Nosso passo inicial é garantir que o CLA possa, via sistemas, processos e pessoal devidamente qualificados, prestar serviços de lançamento de classe mundial. Somente depois disso é que teremos condições de estabelecer o melhor modelo de exploração das atividades, principalmente no que tange a aspectos comerciais. Enquanto isso, estamos verificando como as operações espaciais ocorrem em outros centros mundo afora, de maneira a estabelecermos os modelos mais adequados à nossa realidade e ao nosso arcabouço legal.
Como o senhor entende que deve ser a atuação da AEB no serviço de lançamento de satélites?
Ao longo deste ano, o Comitê de Desenvolvimento do Programa Espacial Brasileiro estudou gargalos que precisam ser vencidos na área espacial, e foram propostas soluções. Uma das mais importantes é a nova governança do setor, alçando nosso Programa a um efetivo compromisso de Estado em prol desta e das futuras gerações. A AEB manterá, nesse modelo de governança, diversas atividades que já executa, além de secretariar o Comitê Executivo do Espaço. A título de exemplo, continuará cabendo à AEB o estabelecimento de acordos internacionais e o fomento de atividades junto às nossas universidades e institutos técnicos, de forma que o Programa Espacial desperte vocações e dê o melhor retorno possível aos anseios da sociedade.
O senhor é favorável a concessão da exploração da área do CLA para a iniciativa privada, em um período que possa ir até a 50 anos para garantir o retorno do negócio?
Primeiramente, precisamos de segurança jurídica. Além do AST, temos trabalhos em desenvolvimento para estabelecer uma Lei Geral do Espaço. Com isso, investidores poderão equacionar seus modelos de negócios, de forma a que suas atividades sejam não somente rentáveis, mas também indutoras de desenvolvimento tecnológico e socioeconômico para toda a região de Alcântara.
Em sua opinião, além de uma eventual concessão de exploração, o senhor concorda com a ideia de repassar a administração do CLA para alguma fundação, com o objetivo de facilitar a alocação de recursos para o centro?
Seria muito prematuro qualquer iniciativa nessa direção. O Brasil possui modelos muito interessantes de compartilhamento de instalações e serviços, como ocorre em nossos aeroportos e em nosso sistema de controle de tráfego aéreo e de defesa aérea. Em todo o mundo, há centros espaciais qualificados que fazem o uso de serviços técnicos, logísticos e de segurança de forma associada a organizações de defesa. Portanto, mais uma vez, o importante é garantir a qualidade dos serviços.
Em quanto tempo o senhor considera viável o início da exploração comercial do CLA?

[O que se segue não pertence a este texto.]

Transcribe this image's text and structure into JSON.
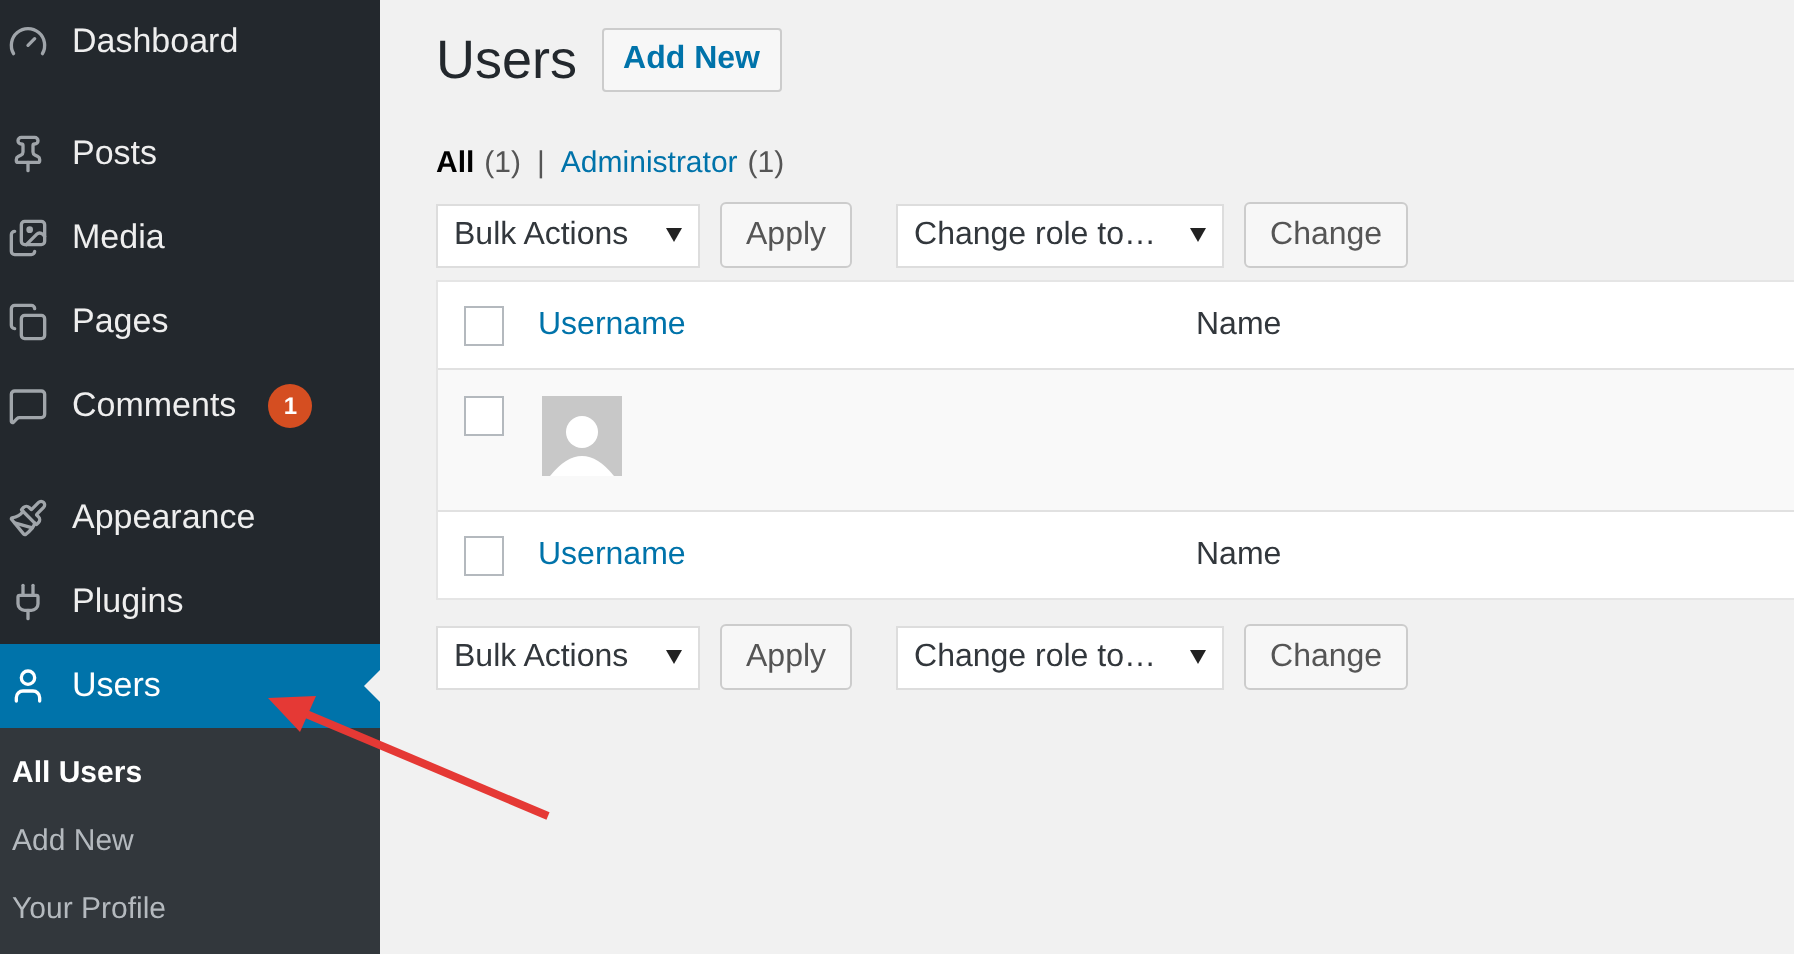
{
  "sidebar": {
    "sections": [
      {
        "items": [
          {
            "label": "Dashboard",
            "selected": false
          }
        ]
      },
      {
        "items": [
          {
            "label": "Posts",
            "selected": false
          },
          {
            "label": "Media",
            "selected": false
          },
          {
            "label": "Pages",
            "selected": false
          },
          {
            "label": "Comments",
            "badge": "1",
            "selected": false
          }
        ]
      },
      {
        "items": [
          {
            "label": "Appearance",
            "selected": false
          },
          {
            "label": "Plugins",
            "selected": false
          },
          {
            "label": "Users",
            "selected": true,
            "children": [
              {
                "label": "All Users",
                "selected": true
              },
              {
                "label": "Add New",
                "selected": false
              },
              {
                "label": "Your Profile",
                "selected": false
              }
            ]
          }
        ]
      }
    ]
  },
  "page": {
    "title": "Users",
    "add_button": "Add New",
    "filters": [
      {
        "label": "All",
        "count": "(1)",
        "selected": true
      },
      {
        "label": "Administrator",
        "count": "(1)",
        "selected": false
      }
    ],
    "filter_separator": "|",
    "actions_top": {
      "bulk": "Bulk Actions",
      "apply": "Apply",
      "role": "Change role to…",
      "change": "Change"
    },
    "table": {
      "header": {
        "username": "Username",
        "name": "Name",
        "checked": false
      },
      "rows": [
        {
          "checked": false
        }
      ],
      "footer": {
        "username": "Username",
        "name": "Name",
        "checked": false
      }
    },
    "actions_bottom": {
      "bulk": "Bulk Actions",
      "apply": "Apply",
      "role": "Change role to…",
      "change": "Change"
    }
  }
}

O CLA já possui um amplo leque de sistemas e serviços capaz de atender, com pequenas adaptações, veículos de pequeno porte. Temos recebido diversas empresas interessadas em se valerem das condições excepcionais de Alcântara. Acreditamos, assim, que tão logo esses aperfeiçoamentos sejam feitos e tenhamos o arcabouço legal definido, poderemos partir para a negociação concreta da exploração comercial.
Qual é sua opinião sobre o projeto VLM, o Veículo Lançador de Microssatélites?

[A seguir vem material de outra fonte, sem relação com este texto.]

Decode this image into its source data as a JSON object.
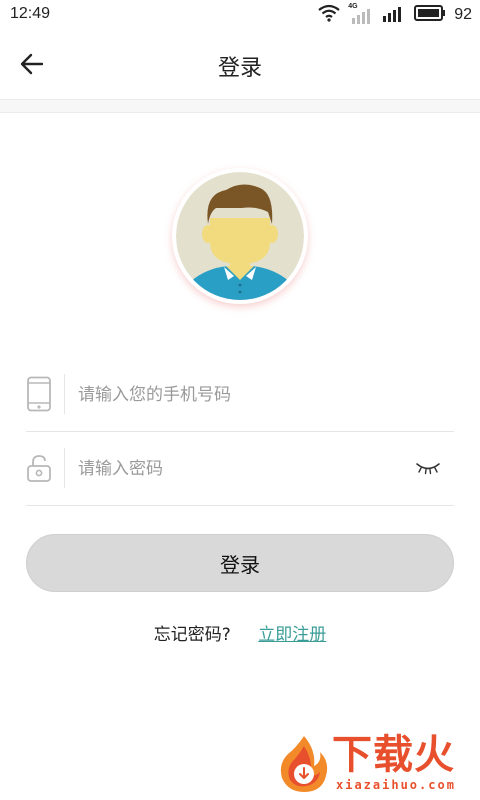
{
  "status_bar": {
    "time": "12:49",
    "network_label": "4G",
    "battery": "92",
    "icons": [
      "wifi-icon",
      "signal-4g-icon",
      "signal-icon",
      "battery-icon"
    ]
  },
  "header": {
    "title": "登录",
    "back_icon": "arrow-left-icon"
  },
  "avatar": {
    "icon": "default-user-avatar"
  },
  "form": {
    "phone": {
      "icon": "phone-icon",
      "placeholder": "请输入您的手机号码",
      "value": ""
    },
    "password": {
      "icon": "lock-icon",
      "placeholder": "请输入密码",
      "value": "",
      "toggle_icon": "eye-closed-icon"
    }
  },
  "login_button": {
    "label": "登录"
  },
  "links": {
    "forgot_password": "忘记密码?",
    "register": "立即注册"
  },
  "watermark": {
    "title": "下载火",
    "url": "xiazaihuo.com"
  },
  "colors": {
    "accent_link": "#3a9d97",
    "button_bg": "#d9d9d9",
    "watermark": "#e8502d"
  }
}
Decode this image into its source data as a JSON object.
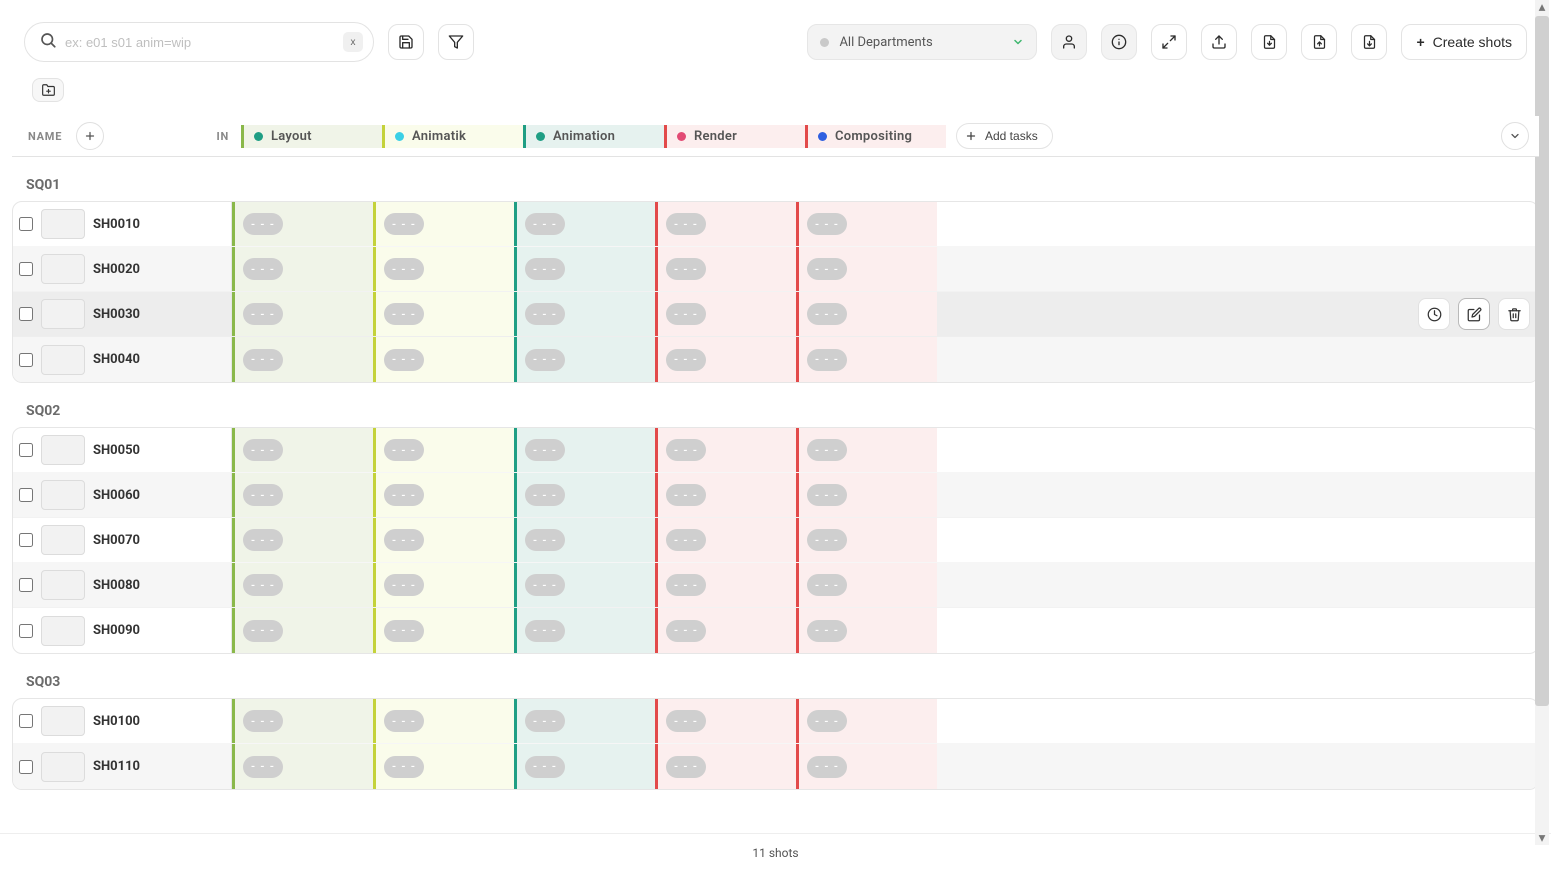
{
  "toolbar": {
    "search_placeholder": "ex: e01 s01 anim=wip",
    "search_value": "",
    "clear_label": "x",
    "department_label": "All Departments",
    "create_label": "Create shots",
    "add_tasks_label": "Add tasks"
  },
  "columns": {
    "name_header": "NAME",
    "in_header": "IN"
  },
  "task_types": [
    {
      "id": "layout",
      "label": "Layout",
      "dot": "#1f9e84",
      "border": "#8ab84a",
      "bg": "#f0f4e8"
    },
    {
      "id": "animatik",
      "label": "Animatik",
      "dot": "#3bd0e6",
      "border": "#c4d23a",
      "bg": "#fafceb"
    },
    {
      "id": "animation",
      "label": "Animation",
      "dot": "#1f9e84",
      "border": "#1f9e84",
      "bg": "#e6f2ef"
    },
    {
      "id": "render",
      "label": "Render",
      "dot": "#e24a74",
      "border": "#e24a4a",
      "bg": "#fceeee"
    },
    {
      "id": "compositing",
      "label": "Compositing",
      "dot": "#2f5fe0",
      "border": "#e24a4a",
      "bg": "#fceeee"
    }
  ],
  "status_empty": "- - -",
  "sequences": [
    {
      "name": "SQ01",
      "shots": [
        {
          "name": "SH0010"
        },
        {
          "name": "SH0020"
        },
        {
          "name": "SH0030",
          "hovered": true
        },
        {
          "name": "SH0040"
        }
      ]
    },
    {
      "name": "SQ02",
      "shots": [
        {
          "name": "SH0050"
        },
        {
          "name": "SH0060"
        },
        {
          "name": "SH0070"
        },
        {
          "name": "SH0080"
        },
        {
          "name": "SH0090"
        }
      ]
    },
    {
      "name": "SQ03",
      "shots": [
        {
          "name": "SH0100"
        },
        {
          "name": "SH0110"
        }
      ]
    }
  ],
  "footer": {
    "count": 11,
    "unit": "shots"
  }
}
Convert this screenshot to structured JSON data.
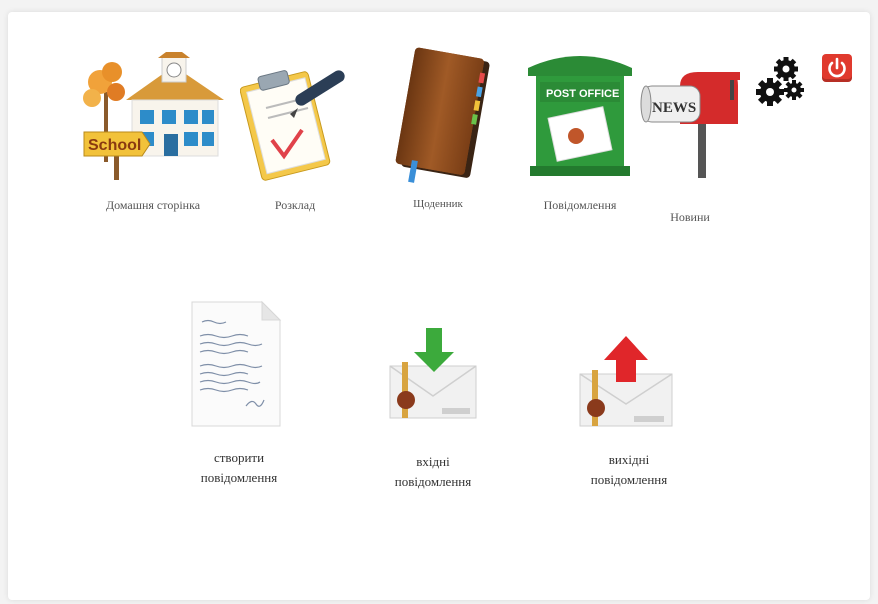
{
  "nav": {
    "items": [
      {
        "label": "Домашня сторінка",
        "icon": "school-icon"
      },
      {
        "label": "Розклад",
        "icon": "clipboard-pen-icon"
      },
      {
        "label": "Щоденник",
        "icon": "notebook-icon"
      },
      {
        "label": "Повідомлення",
        "icon": "post-office-icon"
      },
      {
        "label": "Новини",
        "icon": "news-mailbox-icon"
      }
    ],
    "settings_icon": "gears-icon",
    "logout_icon": "power-icon"
  },
  "icons_text": {
    "school_sign": "School",
    "post_office": "POST OFFICE",
    "news": "NEWS"
  },
  "actions": {
    "create": {
      "line1": "створити",
      "line2": "повідомлення",
      "icon": "handwritten-letter-icon"
    },
    "inbox": {
      "line1": "вхідні",
      "line2": "повідомлення",
      "icon": "inbox-envelope-icon"
    },
    "outbox": {
      "line1": "вихідні",
      "line2": "повідомлення",
      "icon": "outbox-envelope-icon"
    }
  },
  "colors": {
    "logout": "#e03a2e",
    "postbox": "#2f9a3c",
    "notebook": "#8a4a1e",
    "inbox_arrow": "#3caa3c",
    "outbox_arrow": "#e0262a"
  }
}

O Veículo Lançador de Microssatélites está em linha com as tendências do “new space”, no que tange a lançamento de satélites de pequeno porte e com mais frequência. É um nicho de mercado muito favorável à exploração pelo Brasil. Além disso, após a obtenção dos parâmetros reais de voo, poderemos, a partir do VLM, desenvolver a família de lançadores Áquila, com maior capacidade de carga. Isso nos permitirá atender ampla gama de nossas necessidades, tanto do PNAE como do PESE.
O senhor pretende dar prioridade para este projeto?
Prosseguiremos com o desenvolvimento, com a participação de nossa indústria, e rumo à nossa autonomia em lançamentos de pequeno porte. Aliás, os recentes testes do motor S-50, em desenvolvimento pela AVIBRAS, têm demonstrado ótimas perspectivas de atender o desempenho esperado.